I am currently working as a school specialist, and I am writing a shell script that automatically configures the school wireless network on a Mac to automate this process for several BYOD and Mac personal computers that I will configure. This includes
Import security certificates into a keychain
Paste the following settings into this dialog box here to connect to the network
Create a new network location called "school"
Configure the proxy server through the wpad file in the "Automatically configure the proxy server" section
If this is the teacher’s laptop and they request it, create a new place called "YouTube" and set the proxy settings that allow access to YouTube in the "Web proxy" section
The first approach I took was to import the security certificates (root certification authority and intermediate certification authority) using the security command.

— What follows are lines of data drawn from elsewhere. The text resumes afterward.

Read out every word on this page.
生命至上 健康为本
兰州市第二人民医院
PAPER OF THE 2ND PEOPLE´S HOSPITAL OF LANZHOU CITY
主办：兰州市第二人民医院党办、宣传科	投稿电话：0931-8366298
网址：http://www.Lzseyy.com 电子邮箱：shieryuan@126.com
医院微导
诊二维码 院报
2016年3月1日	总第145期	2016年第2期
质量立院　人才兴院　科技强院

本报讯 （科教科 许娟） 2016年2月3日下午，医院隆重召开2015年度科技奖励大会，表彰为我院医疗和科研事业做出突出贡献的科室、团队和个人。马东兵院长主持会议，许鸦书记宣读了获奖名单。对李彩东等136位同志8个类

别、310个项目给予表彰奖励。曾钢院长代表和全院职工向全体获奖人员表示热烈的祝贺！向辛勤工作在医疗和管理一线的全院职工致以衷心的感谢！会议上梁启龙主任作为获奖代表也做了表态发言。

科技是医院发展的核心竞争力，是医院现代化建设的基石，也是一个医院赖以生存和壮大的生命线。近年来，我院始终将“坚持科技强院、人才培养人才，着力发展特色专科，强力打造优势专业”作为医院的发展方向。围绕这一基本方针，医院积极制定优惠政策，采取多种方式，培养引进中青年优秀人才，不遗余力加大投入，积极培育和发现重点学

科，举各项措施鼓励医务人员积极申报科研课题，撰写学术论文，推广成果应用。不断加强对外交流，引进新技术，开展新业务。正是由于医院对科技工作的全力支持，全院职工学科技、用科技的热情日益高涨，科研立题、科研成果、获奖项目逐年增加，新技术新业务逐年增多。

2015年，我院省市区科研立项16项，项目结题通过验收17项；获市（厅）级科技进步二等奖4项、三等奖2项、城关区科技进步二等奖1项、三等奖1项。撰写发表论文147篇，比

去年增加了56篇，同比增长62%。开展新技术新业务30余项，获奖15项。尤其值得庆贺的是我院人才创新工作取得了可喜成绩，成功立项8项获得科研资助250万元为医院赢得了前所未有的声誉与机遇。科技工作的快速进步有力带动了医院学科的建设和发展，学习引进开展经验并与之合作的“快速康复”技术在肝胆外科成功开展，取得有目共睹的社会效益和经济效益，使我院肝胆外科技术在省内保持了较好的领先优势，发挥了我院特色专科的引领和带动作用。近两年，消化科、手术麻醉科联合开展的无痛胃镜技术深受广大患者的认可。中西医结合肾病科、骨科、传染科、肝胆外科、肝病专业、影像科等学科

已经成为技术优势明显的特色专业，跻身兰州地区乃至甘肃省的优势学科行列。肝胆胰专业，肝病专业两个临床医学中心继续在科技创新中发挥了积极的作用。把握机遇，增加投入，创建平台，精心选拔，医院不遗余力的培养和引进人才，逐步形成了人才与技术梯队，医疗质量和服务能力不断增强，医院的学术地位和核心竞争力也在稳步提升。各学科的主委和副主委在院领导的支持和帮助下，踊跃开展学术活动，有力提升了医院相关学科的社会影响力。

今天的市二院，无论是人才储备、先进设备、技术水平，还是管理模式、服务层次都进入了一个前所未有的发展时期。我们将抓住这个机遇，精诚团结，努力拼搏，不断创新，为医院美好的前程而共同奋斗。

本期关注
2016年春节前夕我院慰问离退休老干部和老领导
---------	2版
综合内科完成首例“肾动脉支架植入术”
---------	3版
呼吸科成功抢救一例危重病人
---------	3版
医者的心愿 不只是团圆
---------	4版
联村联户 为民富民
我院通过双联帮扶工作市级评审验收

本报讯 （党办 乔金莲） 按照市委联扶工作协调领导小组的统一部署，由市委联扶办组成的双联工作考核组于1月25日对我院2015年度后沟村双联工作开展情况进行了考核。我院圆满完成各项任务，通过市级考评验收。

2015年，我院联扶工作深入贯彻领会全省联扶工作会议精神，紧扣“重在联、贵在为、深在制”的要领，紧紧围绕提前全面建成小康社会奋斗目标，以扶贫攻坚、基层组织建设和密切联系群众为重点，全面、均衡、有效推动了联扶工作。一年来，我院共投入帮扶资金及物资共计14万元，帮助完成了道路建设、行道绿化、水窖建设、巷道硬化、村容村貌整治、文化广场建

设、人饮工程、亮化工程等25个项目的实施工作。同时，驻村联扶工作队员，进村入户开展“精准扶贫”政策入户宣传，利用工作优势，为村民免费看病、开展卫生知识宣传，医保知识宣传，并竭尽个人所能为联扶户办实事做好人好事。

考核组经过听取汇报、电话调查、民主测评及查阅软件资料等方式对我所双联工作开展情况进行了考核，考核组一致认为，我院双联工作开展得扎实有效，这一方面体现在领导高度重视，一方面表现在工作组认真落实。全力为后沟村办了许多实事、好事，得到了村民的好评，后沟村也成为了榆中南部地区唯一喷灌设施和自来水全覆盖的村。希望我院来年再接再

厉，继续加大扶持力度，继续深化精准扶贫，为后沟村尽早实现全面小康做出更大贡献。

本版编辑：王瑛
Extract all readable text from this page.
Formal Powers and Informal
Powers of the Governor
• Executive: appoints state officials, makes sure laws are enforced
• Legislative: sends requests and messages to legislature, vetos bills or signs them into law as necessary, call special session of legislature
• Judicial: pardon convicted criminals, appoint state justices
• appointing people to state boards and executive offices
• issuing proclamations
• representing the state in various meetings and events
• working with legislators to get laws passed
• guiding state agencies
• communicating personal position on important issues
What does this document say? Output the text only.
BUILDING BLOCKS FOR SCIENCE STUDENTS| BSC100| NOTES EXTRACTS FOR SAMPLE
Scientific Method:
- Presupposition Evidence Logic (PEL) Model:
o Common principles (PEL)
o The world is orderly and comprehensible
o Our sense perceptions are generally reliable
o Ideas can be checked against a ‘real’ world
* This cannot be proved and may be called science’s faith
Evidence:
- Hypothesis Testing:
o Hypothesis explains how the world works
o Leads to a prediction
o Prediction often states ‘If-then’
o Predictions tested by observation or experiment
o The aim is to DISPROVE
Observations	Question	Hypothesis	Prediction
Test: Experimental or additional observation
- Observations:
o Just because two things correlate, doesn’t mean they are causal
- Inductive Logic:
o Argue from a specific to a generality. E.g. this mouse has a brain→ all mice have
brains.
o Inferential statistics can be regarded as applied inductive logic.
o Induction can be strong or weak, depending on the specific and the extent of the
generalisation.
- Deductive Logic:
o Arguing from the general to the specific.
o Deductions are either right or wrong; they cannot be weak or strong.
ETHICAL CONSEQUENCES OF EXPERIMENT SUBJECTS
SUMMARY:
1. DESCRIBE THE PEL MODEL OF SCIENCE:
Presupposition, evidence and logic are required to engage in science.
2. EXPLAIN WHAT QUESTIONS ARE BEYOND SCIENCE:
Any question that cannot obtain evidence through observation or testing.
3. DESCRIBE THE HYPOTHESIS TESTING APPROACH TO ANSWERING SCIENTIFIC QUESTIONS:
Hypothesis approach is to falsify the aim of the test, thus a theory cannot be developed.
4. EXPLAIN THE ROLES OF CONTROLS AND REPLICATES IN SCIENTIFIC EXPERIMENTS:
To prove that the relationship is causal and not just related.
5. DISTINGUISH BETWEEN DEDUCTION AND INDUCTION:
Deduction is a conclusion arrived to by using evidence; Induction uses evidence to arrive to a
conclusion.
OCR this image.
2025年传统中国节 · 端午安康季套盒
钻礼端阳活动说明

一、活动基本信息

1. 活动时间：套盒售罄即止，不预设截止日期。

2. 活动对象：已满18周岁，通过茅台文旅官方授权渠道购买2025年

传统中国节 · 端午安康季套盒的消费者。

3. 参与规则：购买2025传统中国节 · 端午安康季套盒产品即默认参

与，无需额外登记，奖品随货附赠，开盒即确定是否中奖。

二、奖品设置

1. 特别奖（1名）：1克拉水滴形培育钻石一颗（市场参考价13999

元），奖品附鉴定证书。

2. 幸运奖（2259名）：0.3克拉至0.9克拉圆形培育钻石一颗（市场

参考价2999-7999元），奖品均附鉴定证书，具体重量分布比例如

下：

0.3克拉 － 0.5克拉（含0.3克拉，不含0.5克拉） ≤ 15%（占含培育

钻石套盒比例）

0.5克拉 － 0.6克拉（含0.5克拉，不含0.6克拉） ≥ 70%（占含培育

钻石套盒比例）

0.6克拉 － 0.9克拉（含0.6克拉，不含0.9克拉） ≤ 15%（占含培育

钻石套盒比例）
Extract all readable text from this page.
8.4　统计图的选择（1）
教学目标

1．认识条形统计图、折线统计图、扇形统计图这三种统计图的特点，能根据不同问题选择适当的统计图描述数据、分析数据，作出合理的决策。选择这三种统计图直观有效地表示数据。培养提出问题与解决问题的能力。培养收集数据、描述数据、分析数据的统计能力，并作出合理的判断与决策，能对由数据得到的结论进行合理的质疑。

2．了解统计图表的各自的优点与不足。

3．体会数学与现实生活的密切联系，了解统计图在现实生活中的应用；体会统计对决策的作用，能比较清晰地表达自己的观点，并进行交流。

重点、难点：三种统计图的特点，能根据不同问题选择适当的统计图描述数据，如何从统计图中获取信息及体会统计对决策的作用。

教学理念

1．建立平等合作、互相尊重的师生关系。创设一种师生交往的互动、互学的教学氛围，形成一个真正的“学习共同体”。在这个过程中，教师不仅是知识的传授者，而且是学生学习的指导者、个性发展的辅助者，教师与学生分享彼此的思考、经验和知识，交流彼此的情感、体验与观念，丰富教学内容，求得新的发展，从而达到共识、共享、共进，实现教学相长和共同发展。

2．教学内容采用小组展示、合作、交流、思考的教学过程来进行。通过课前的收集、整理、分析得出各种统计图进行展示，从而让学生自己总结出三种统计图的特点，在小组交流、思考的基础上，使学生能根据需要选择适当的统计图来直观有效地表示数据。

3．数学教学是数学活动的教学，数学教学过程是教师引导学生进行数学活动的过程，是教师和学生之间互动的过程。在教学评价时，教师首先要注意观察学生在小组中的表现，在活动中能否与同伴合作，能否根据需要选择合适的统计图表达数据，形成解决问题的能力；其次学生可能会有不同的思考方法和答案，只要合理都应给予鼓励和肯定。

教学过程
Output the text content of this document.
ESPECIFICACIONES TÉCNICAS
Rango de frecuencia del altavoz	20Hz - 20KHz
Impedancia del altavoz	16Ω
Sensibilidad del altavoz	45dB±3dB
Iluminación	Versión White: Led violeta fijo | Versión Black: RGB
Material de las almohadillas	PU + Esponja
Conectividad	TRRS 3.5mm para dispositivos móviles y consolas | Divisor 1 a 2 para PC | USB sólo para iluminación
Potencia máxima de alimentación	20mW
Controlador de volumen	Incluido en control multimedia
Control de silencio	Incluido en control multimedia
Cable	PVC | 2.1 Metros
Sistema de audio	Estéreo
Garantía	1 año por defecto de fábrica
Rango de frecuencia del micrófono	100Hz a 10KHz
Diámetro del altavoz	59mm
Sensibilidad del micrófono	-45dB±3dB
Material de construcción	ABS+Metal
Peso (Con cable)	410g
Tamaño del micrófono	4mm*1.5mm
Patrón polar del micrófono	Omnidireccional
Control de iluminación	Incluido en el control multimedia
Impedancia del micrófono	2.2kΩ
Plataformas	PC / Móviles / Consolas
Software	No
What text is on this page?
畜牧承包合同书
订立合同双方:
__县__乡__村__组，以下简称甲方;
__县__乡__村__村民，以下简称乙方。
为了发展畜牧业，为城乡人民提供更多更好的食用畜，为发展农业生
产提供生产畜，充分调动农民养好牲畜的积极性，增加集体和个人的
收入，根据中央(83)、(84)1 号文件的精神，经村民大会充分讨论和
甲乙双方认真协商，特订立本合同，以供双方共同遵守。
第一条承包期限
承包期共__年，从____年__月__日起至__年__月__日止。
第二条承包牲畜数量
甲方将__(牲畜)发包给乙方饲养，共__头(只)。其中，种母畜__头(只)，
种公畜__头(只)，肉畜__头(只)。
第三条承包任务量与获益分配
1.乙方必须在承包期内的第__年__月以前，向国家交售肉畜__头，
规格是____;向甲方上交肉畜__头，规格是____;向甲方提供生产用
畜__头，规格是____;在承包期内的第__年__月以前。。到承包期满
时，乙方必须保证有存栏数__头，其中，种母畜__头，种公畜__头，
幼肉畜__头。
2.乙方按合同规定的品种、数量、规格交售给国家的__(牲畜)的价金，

However, I realized that it would not be possible to configure a pop-up window that allows you to configure WiFi settings the first time you connect to it (choosing EAP-TLS as the connection mode, certificate and username insertion), And using
networksetup -setairportnetwork en1 eduSTAR
to try to open the dialog box failed. I know hidden well
airport
but there is no visible ability to connect to a Wi-Fi network through this command. The only other way I can think of is to use a graphical interface using AppleScript, and I'm trying to avoid this method, as changing the user interface between OS versions would make the script unusable.
Today I found that I can import the .mobileconfig file into Network Settings via the network settings graphical interface, and this will take care of everything (including the wdap proxy configuration), and I also found that before that the networksetup command was able to import the 802.1x profile.
networksetup -import8021xProfiles [service path]
The import option in the network settings did not allow me to import the .mobileconfig file directly, but I could import the settings by double-clicking the file. It turns out that the file itself is a .networkconnect file, but the dot is not controversial, since, apparently, starting from 10.7, the command is no longer supported
Use a configuration profile to install 802.1X profiles on the system. ** Error: This command is no longer supported.
So now my questions are as follows:
How to import a .networkconnect / .mobileconfig file into network settings through an OS X terminal 10.7 or higher without using a graphical interface?
How to connect to the network after import through the terminal?